Capsule-enhanced hierarchical vision transformers for rare disease classification from medical images.
Authors
Affiliations (6)
Affiliations (6)
- GITAM School of Computer Science and Engineering, GITAM University- Bengaluru Campus, Bengaluru, India.
- Department of CSE, St. Peter's Engineering College, Hyderabad, India.
- Department of CSE - Data Science, Chalapathi Institute of Technology, Guntur, 522016, India.
- Manipal Institute of Technology, Manipal Academy of Higher Education, Manipal, 576104, India. [email protected].
- Department of Computer Science and Engineering, Lakireddy Bali Reddy College of Engineering, Mylavaram, 521230, India.
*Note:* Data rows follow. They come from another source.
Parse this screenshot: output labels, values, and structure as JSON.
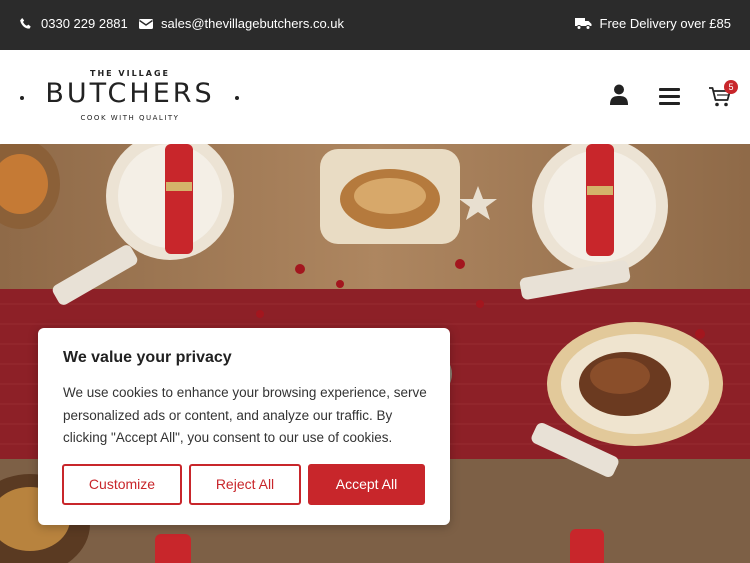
{
  "topbar": {
    "phone": "0330 229 2881",
    "email": "sales@thevillagebutchers.co.uk",
    "delivery": "Free Delivery over £85",
    "icons": [
      "phone-icon",
      "envelope-icon",
      "truck-icon"
    ]
  },
  "logo": {
    "top_text": "THE VILLAGE",
    "main_text": "BUTCHERS",
    "tagline": "COOK WITH QUALITY"
  },
  "header": {
    "icons": [
      "user-icon",
      "menu-icon",
      "cart-icon"
    ],
    "cart_count": "5"
  },
  "cookie_banner": {
    "title": "We value your privacy",
    "text": "We use cookies to enhance your browsing experience, serve personalized ads or content, and analyze our traffic. By clicking \"Accept All\", you consent to our use of cookies.",
    "customize_label": "Customize",
    "reject_label": "Reject All",
    "accept_label": "Accept All"
  },
  "colors": {
    "topbar_bg": "#2b2b2b",
    "accent": "#c8262b",
    "text_dark": "#212121"
  }
}
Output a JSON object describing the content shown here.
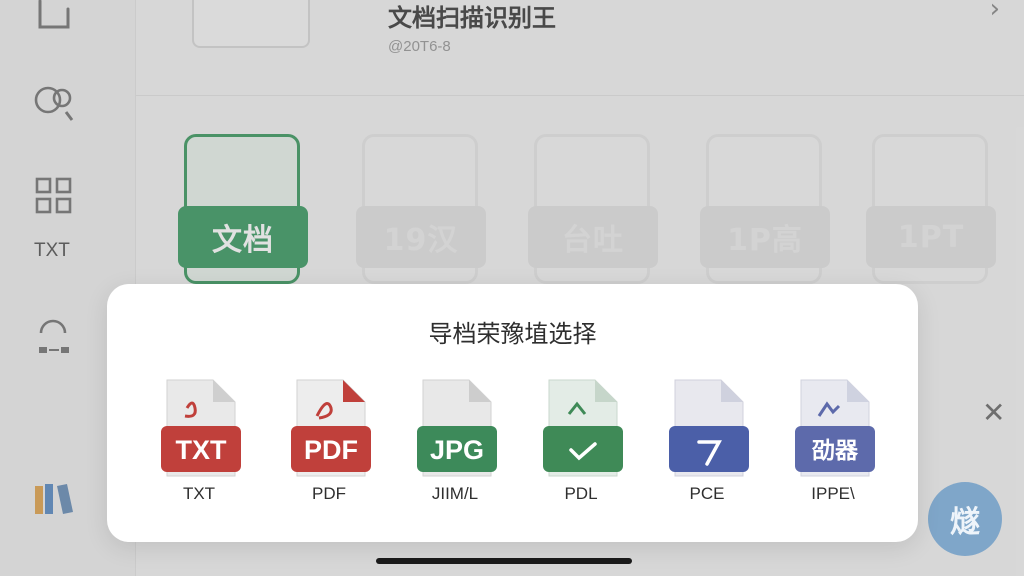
{
  "header": {
    "title": "文档扫描识别王",
    "subtitle": "@20T6-8"
  },
  "sidebar": {
    "icons": [
      "page-icon",
      "scan-search-icon",
      "qr-grid-icon",
      "swap-icon",
      "books-icon"
    ],
    "txt_label": "TXT"
  },
  "background_tiles": [
    {
      "label": "文档"
    },
    {
      "label": "19汉"
    },
    {
      "label": "台吐"
    },
    {
      "label": "1P高"
    },
    {
      "label": "1PT"
    }
  ],
  "modal": {
    "title": "导档荣豫埴选择",
    "formats": [
      {
        "tag": "TXT",
        "label": "TXT",
        "color": "#c0403b"
      },
      {
        "tag": "PDF",
        "label": "PDF",
        "color": "#c0403b"
      },
      {
        "tag": "JPG",
        "label": "JIIM/L",
        "color": "#3d8a5a"
      },
      {
        "tag": "",
        "label": "PDL",
        "color": "#3f8a57"
      },
      {
        "tag": "",
        "label": "PCE",
        "color": "#4b5fa8"
      },
      {
        "tag": "劭器",
        "label": "IPPE\\",
        "color": "#5d6aab"
      }
    ]
  },
  "side_close_symbol": "✕",
  "fab_label": "燧"
}
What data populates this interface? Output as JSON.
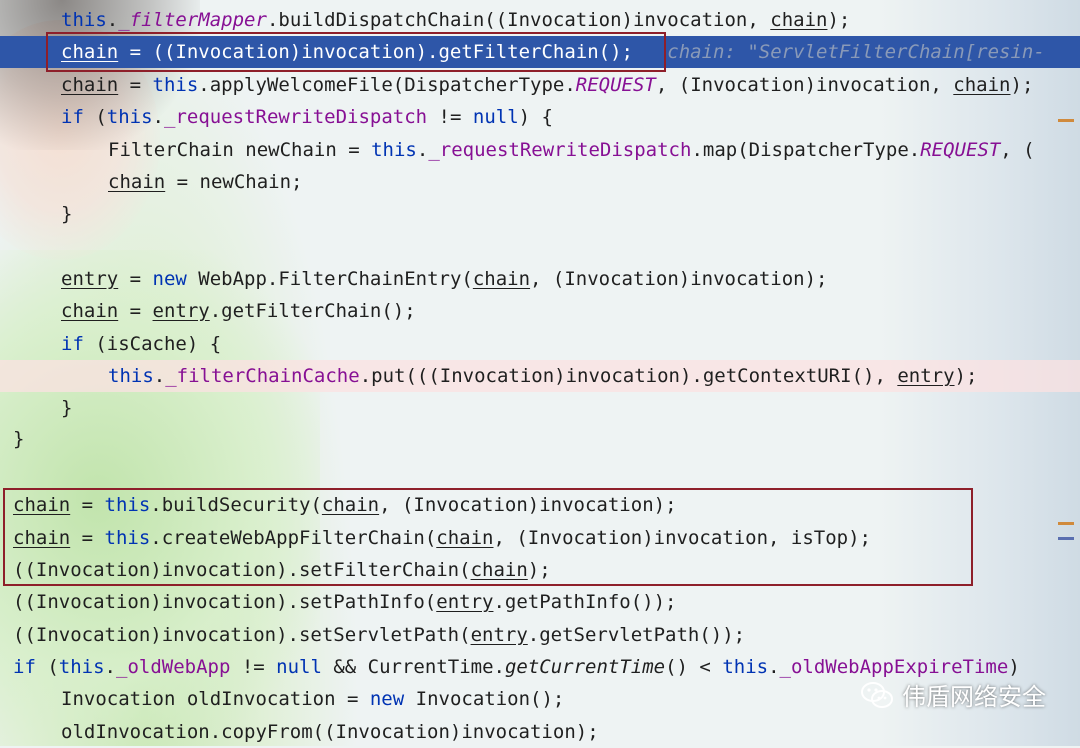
{
  "code_lines": [
    {
      "line": "this._filterMapper.buildDispatchChain((Invocation)invocation, chain);"
    },
    {
      "line": "chain = ((Invocation)invocation).getFilterChain();",
      "inline_hint": "chain: \"ServletFilterChain[resin-"
    },
    {
      "line": "chain = this.applyWelcomeFile(DispatcherType.REQUEST, (Invocation)invocation, chain);"
    },
    {
      "line": "if (this._requestRewriteDispatch != null) {"
    },
    {
      "line": "FilterChain newChain = this._requestRewriteDispatch.map(DispatcherType.REQUEST, ("
    },
    {
      "line": "chain = newChain;"
    },
    {
      "line": "}"
    },
    {
      "line": "entry = new WebApp.FilterChainEntry(chain, (Invocation)invocation);"
    },
    {
      "line": "chain = entry.getFilterChain();"
    },
    {
      "line": "if (isCache) {"
    },
    {
      "line": "this._filterChainCache.put(((Invocation)invocation).getContextURI(), entry);"
    },
    {
      "line": "}"
    },
    {
      "line": "}"
    },
    {
      "line": "chain = this.buildSecurity(chain, (Invocation)invocation);"
    },
    {
      "line": "chain = this.createWebAppFilterChain(chain, (Invocation)invocation, isTop);"
    },
    {
      "line": "((Invocation)invocation).setFilterChain(chain);"
    },
    {
      "line": "((Invocation)invocation).setPathInfo(entry.getPathInfo());"
    },
    {
      "line": "((Invocation)invocation).setServletPath(entry.getServletPath());"
    },
    {
      "line": "if (this._oldWebApp != null && CurrentTime.getCurrentTime() < this._oldWebAppExpireTime)"
    },
    {
      "line": "Invocation oldInvocation = new Invocation();"
    },
    {
      "line": "oldInvocation.copyFrom((Invocation)invocation);"
    }
  ],
  "watermark": {
    "text": "伟盾网络安全",
    "icon": "wechat-icon"
  },
  "colors": {
    "selection": "#2e56a8",
    "keyword": "#0033b3",
    "field": "#871094",
    "highlight_box": "#8e1f2a",
    "hint": "#8a9ab8"
  }
}
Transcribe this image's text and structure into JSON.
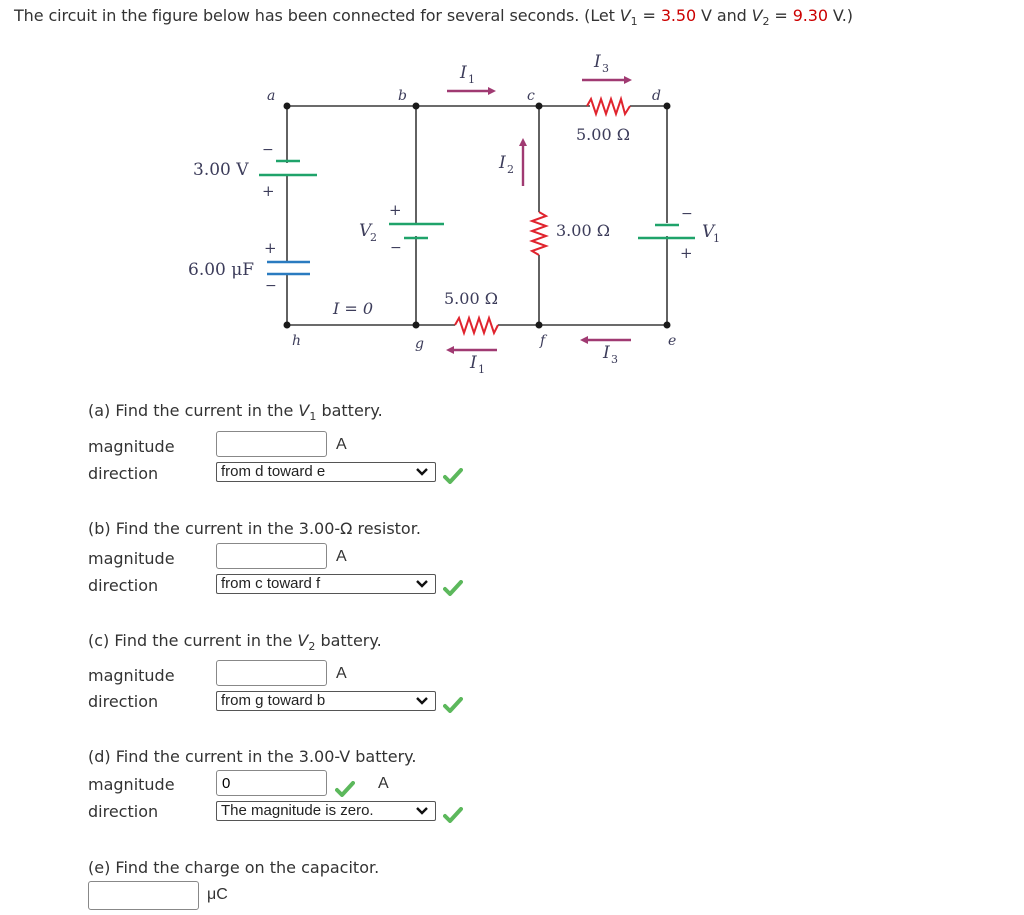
{
  "intro": {
    "text_before": "The circuit in the figure below has been connected for several seconds. (Let ",
    "v1_symbol": "V",
    "v1_sub": "1",
    "eq1": " = ",
    "v1_value": "3.50",
    "unit1": " V and ",
    "v2_symbol": "V",
    "v2_sub": "2",
    "eq2": " = ",
    "v2_value": "9.30",
    "unit2": " V.)"
  },
  "colors": {
    "given_value": "#cc0000",
    "wire": "#3a3a3a",
    "battery": "#1fa36a",
    "capacitor": "#2a7bc0",
    "resistor": "#e0242e",
    "current_arrow": "#a03a72",
    "check": "#5cb85c"
  },
  "circuit": {
    "nodes": [
      "a",
      "b",
      "c",
      "d",
      "e",
      "f",
      "g",
      "h"
    ],
    "battery_3v": "3.00 V",
    "capacitor": "6.00 μF",
    "v2_label": "V",
    "v2_sub": "2",
    "v1_label": "V",
    "v1_sub": "1",
    "r_top": "5.00 Ω",
    "r_middle": "3.00 Ω",
    "r_bottom": "5.00 Ω",
    "i_zero": "I = 0",
    "current_label": "I",
    "i1_sub": "1",
    "i2_sub": "2",
    "i3_sub": "3",
    "plus": "+",
    "minus": "−"
  },
  "questions": [
    {
      "prefix": "(a) Find the current in the ",
      "sym": "V",
      "sub": "1",
      "suffix": " battery.",
      "magnitude_label": "magnitude",
      "magnitude_value": "",
      "unit": "A",
      "direction_label": "direction",
      "direction_value": "from d toward e",
      "direction_correct": true
    },
    {
      "prefix": "(b) Find the current in the 3.00-Ω resistor.",
      "magnitude_label": "magnitude",
      "magnitude_value": "",
      "unit": "A",
      "direction_label": "direction",
      "direction_value": "from c toward f",
      "direction_correct": true
    },
    {
      "prefix": "(c) Find the current in the ",
      "sym": "V",
      "sub": "2",
      "suffix": " battery.",
      "magnitude_label": "magnitude",
      "magnitude_value": "",
      "unit": "A",
      "direction_label": "direction",
      "direction_value": "from g toward b",
      "direction_correct": true
    },
    {
      "prefix": "(d) Find the current in the 3.00-V battery.",
      "magnitude_label": "magnitude",
      "magnitude_value": "0",
      "magnitude_correct": true,
      "unit": "A",
      "direction_label": "direction",
      "direction_value": "The magnitude is zero.",
      "direction_correct": true
    },
    {
      "prefix": "(e) Find the charge on the capacitor.",
      "magnitude_value": "",
      "unit": "μC"
    }
  ]
}
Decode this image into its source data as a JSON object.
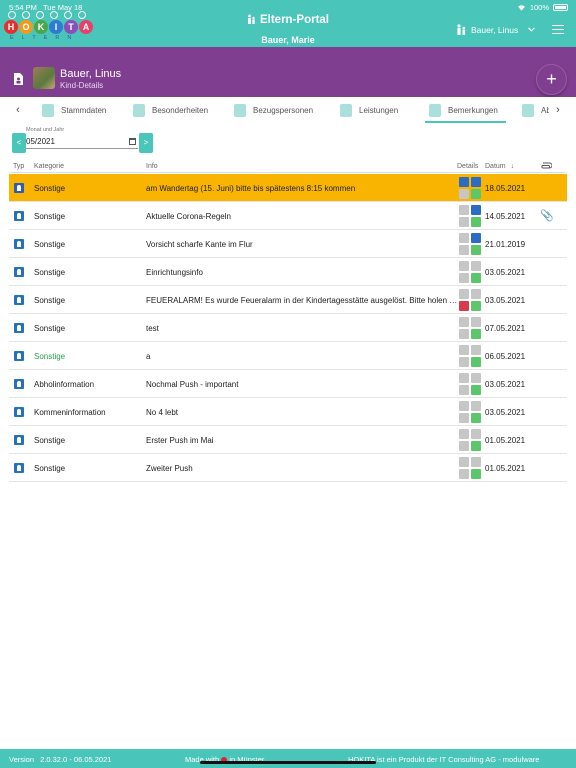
{
  "status": {
    "time": "5:54 PM",
    "date": "Tue May 18",
    "battery": "100%"
  },
  "header": {
    "title": "Eltern-Portal",
    "user": "Bauer, Marie",
    "account_menu": "Bauer, Linus"
  },
  "logo": {
    "letters": [
      "H",
      "O",
      "K",
      "I",
      "T",
      "A"
    ],
    "subtitle": "ELTERN",
    "colors": [
      "#e52f2f",
      "#f29a1f",
      "#4aa64a",
      "#2d7bd2",
      "#8b4fb8",
      "#e8406a"
    ]
  },
  "child": {
    "name": "Bauer, Linus",
    "subtitle": "Kind-Details"
  },
  "tabs": [
    {
      "label": "Stammdaten",
      "icon": "person-icon"
    },
    {
      "label": "Besonderheiten",
      "icon": "hourglass-icon"
    },
    {
      "label": "Bezugspersonen",
      "icon": "people-icon"
    },
    {
      "label": "Leistungen",
      "icon": "services-icon"
    },
    {
      "label": "Bemerkungen",
      "icon": "notes-icon",
      "active": true
    },
    {
      "label": "Ab",
      "icon": "person-icon"
    }
  ],
  "month": {
    "label": "Monat und Jahr",
    "value": "05/2021",
    "prev": "<",
    "next": ">"
  },
  "table": {
    "headers": {
      "typ": "Typ",
      "kategorie": "Kategorie",
      "info": "Info",
      "details": "Details",
      "datum": "Datum"
    },
    "rows": [
      {
        "kategorie": "Sonstige",
        "info": "am Wandertag (15. Juni) bitte bis spätestens 8:15 kommen",
        "datum": "18.05.2021",
        "highlight": true
      },
      {
        "kategorie": "Sonstige",
        "info": "Aktuelle Corona-Regeln",
        "datum": "14.05.2021",
        "attachment": true
      },
      {
        "kategorie": "Sonstige",
        "info": "Vorsicht scharfe Kante im Flur",
        "datum": "21.01.2019"
      },
      {
        "kategorie": "Sonstige",
        "info": "Einrichtungsinfo",
        "datum": "03.05.2021"
      },
      {
        "kategorie": "Sonstige",
        "info": "FEUERALARM! Es wurde Feueralarm in der Kindertagesstätte ausgelöst. Bitte holen Sie Ihr Kind ab.",
        "datum": "03.05.2021",
        "alert": true
      },
      {
        "kategorie": "Sonstige",
        "info": "test",
        "datum": "07.05.2021"
      },
      {
        "kategorie": "Sonstige",
        "info": "a",
        "datum": "06.05.2021",
        "green": true
      },
      {
        "kategorie": "Abholinformation",
        "info": "Nochmal Push - important",
        "datum": "03.05.2021"
      },
      {
        "kategorie": "Kommeninformation",
        "info": "No 4 lebt",
        "datum": "03.05.2021"
      },
      {
        "kategorie": "Sonstige",
        "info": "Erster Push im Mai",
        "datum": "01.05.2021"
      },
      {
        "kategorie": "Sonstige",
        "info": "Zweiter Push",
        "datum": "01.05.2021"
      }
    ]
  },
  "footer": {
    "version_label": "Version",
    "version": "2.0.32.0 - 06.05.2021",
    "made_with": "Made with",
    "made_in": "in Münster",
    "product": "HOKITA ist ein Produkt der IT Consulting AG - modulware"
  },
  "colors": {
    "teal": "#49c5b9",
    "purple": "#7f3e8f",
    "highlight": "#f8b400",
    "blue": "#2672b8",
    "green": "#5cc76a"
  }
}
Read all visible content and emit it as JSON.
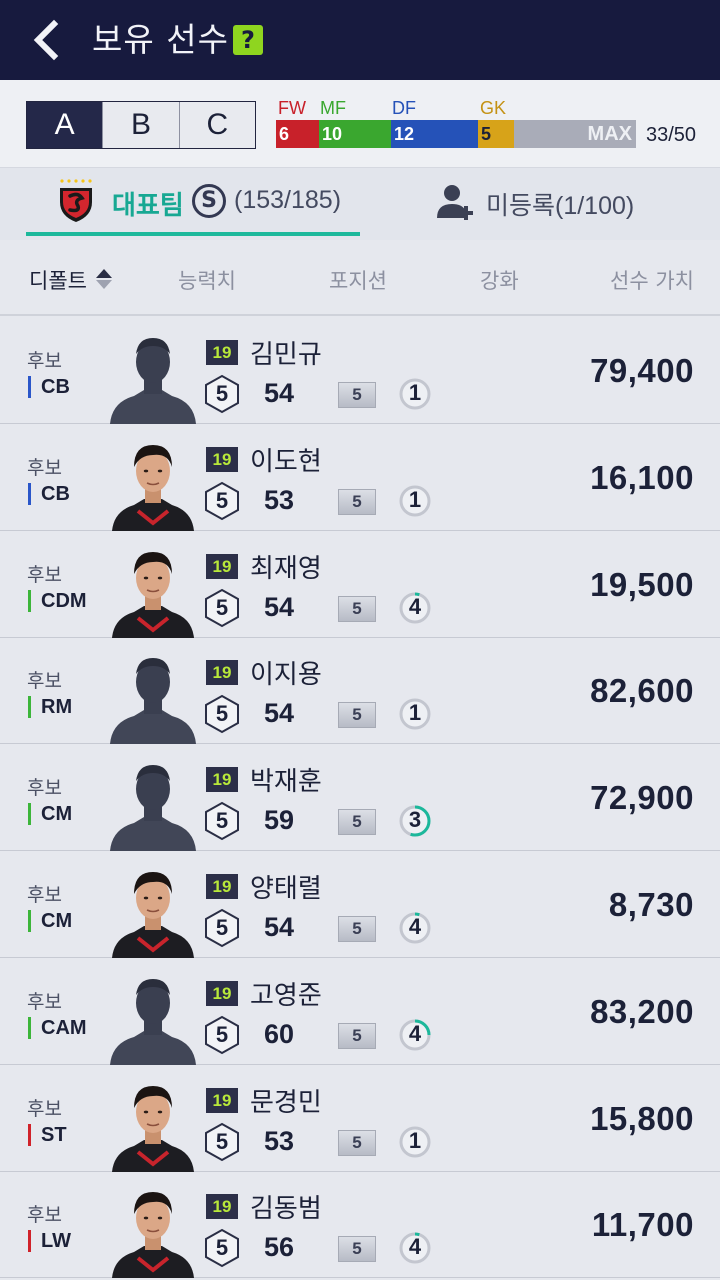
{
  "header": {
    "title": "보유 선수",
    "help_label": "?"
  },
  "squad_tabs": [
    "A",
    "B",
    "C"
  ],
  "active_squad": "A",
  "positions": {
    "fw": {
      "label": "FW",
      "count": "6",
      "color": "#c8212a"
    },
    "mf": {
      "label": "MF",
      "count": "10",
      "color": "#3aa72f"
    },
    "df": {
      "label": "DF",
      "count": "12",
      "color": "#2552b8"
    },
    "gk": {
      "label": "GK",
      "count": "5",
      "color": "#d7a319"
    },
    "max_label": "MAX",
    "total": "33/50"
  },
  "team_tabs": {
    "main_label": "대표팀",
    "main_badge": "S",
    "main_count": "(153/185)",
    "unregistered_label": "미등록(1/100)"
  },
  "sort": {
    "default": "디폴트",
    "ability": "능력치",
    "position": "포지션",
    "enhance": "강화",
    "value": "선수 가치"
  },
  "players": [
    {
      "status": "후보",
      "position": "CB",
      "line": "def",
      "season": "19",
      "name": "김민규",
      "grade": "5",
      "ovr": "54",
      "enhance": "5",
      "trade": "1",
      "trade_progress": 0,
      "photo": "silhouette",
      "value": "79,400"
    },
    {
      "status": "후보",
      "position": "CB",
      "line": "def",
      "season": "19",
      "name": "이도현",
      "grade": "5",
      "ovr": "53",
      "enhance": "5",
      "trade": "1",
      "trade_progress": 0,
      "photo": "photo",
      "value": "16,100"
    },
    {
      "status": "후보",
      "position": "CDM",
      "line": "mid",
      "season": "19",
      "name": "최재영",
      "grade": "5",
      "ovr": "54",
      "enhance": "5",
      "trade": "4",
      "trade_progress": 0.05,
      "photo": "photo",
      "value": "19,500"
    },
    {
      "status": "후보",
      "position": "RM",
      "line": "mid",
      "season": "19",
      "name": "이지용",
      "grade": "5",
      "ovr": "54",
      "enhance": "5",
      "trade": "1",
      "trade_progress": 0,
      "photo": "silhouette",
      "value": "82,600"
    },
    {
      "status": "후보",
      "position": "CM",
      "line": "mid",
      "season": "19",
      "name": "박재훈",
      "grade": "5",
      "ovr": "59",
      "enhance": "5",
      "trade": "3",
      "trade_progress": 0.55,
      "photo": "silhouette",
      "value": "72,900"
    },
    {
      "status": "후보",
      "position": "CM",
      "line": "mid",
      "season": "19",
      "name": "양태렬",
      "grade": "5",
      "ovr": "54",
      "enhance": "5",
      "trade": "4",
      "trade_progress": 0.05,
      "photo": "photo",
      "value": "8,730"
    },
    {
      "status": "후보",
      "position": "CAM",
      "line": "mid",
      "season": "19",
      "name": "고영준",
      "grade": "5",
      "ovr": "60",
      "enhance": "5",
      "trade": "4",
      "trade_progress": 0.25,
      "photo": "silhouette",
      "value": "83,200"
    },
    {
      "status": "후보",
      "position": "ST",
      "line": "att",
      "season": "19",
      "name": "문경민",
      "grade": "5",
      "ovr": "53",
      "enhance": "5",
      "trade": "1",
      "trade_progress": 0,
      "photo": "photo",
      "value": "15,800"
    },
    {
      "status": "후보",
      "position": "LW",
      "line": "att",
      "season": "19",
      "name": "김동범",
      "grade": "5",
      "ovr": "56",
      "enhance": "5",
      "trade": "4",
      "trade_progress": 0.05,
      "photo": "photo",
      "value": "11,700"
    }
  ]
}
- Department of AI & ML, School of Computing, Mohan Babu University, Tirupati, India.
Abstract
Automated medical image analysis plays a vital role in rare disease detection, yet existing deep learning models often struggle with severe class imbalance, limited labeled data, and subtle morphological variations. To address these challenges, this paper proposes Swin-CapsuleNet, a hybrid architecture that integrates a hierarchical Swin Transformer with capsule-based representations, tailored for rare disease classification. The framework integrates a Swin Transformer backbone for multi-scale contextual feature extraction with a capsule-based classification head that preserves part-whole spatial relationships through dynamic routing. A class-balanced capsule loss is introduced to improve sensitivity toward under-represented disease categories. Extensive experiments conducted on a multi-center rare disease dataset demonstrate that Swin-CapsuleNet consistently outperforms state-of-the-art CNN, transformer, and capsule-based baselines. The proposed model achieves 94.1% accuracy, a 93.2% F1-score, and an AUC of 0.972, while attaining a macro-F1 of 0.899 for rare disease classes. Ablation studies validate the complementary contributions of hierarchical attention, capsule representations, and the proposed loss function. Furthermore, computational analysis shows that Swin-CapsuleNet offers a favorable balance between performance and efficiency, supporting its applicability in real-world clinical decision-support systems.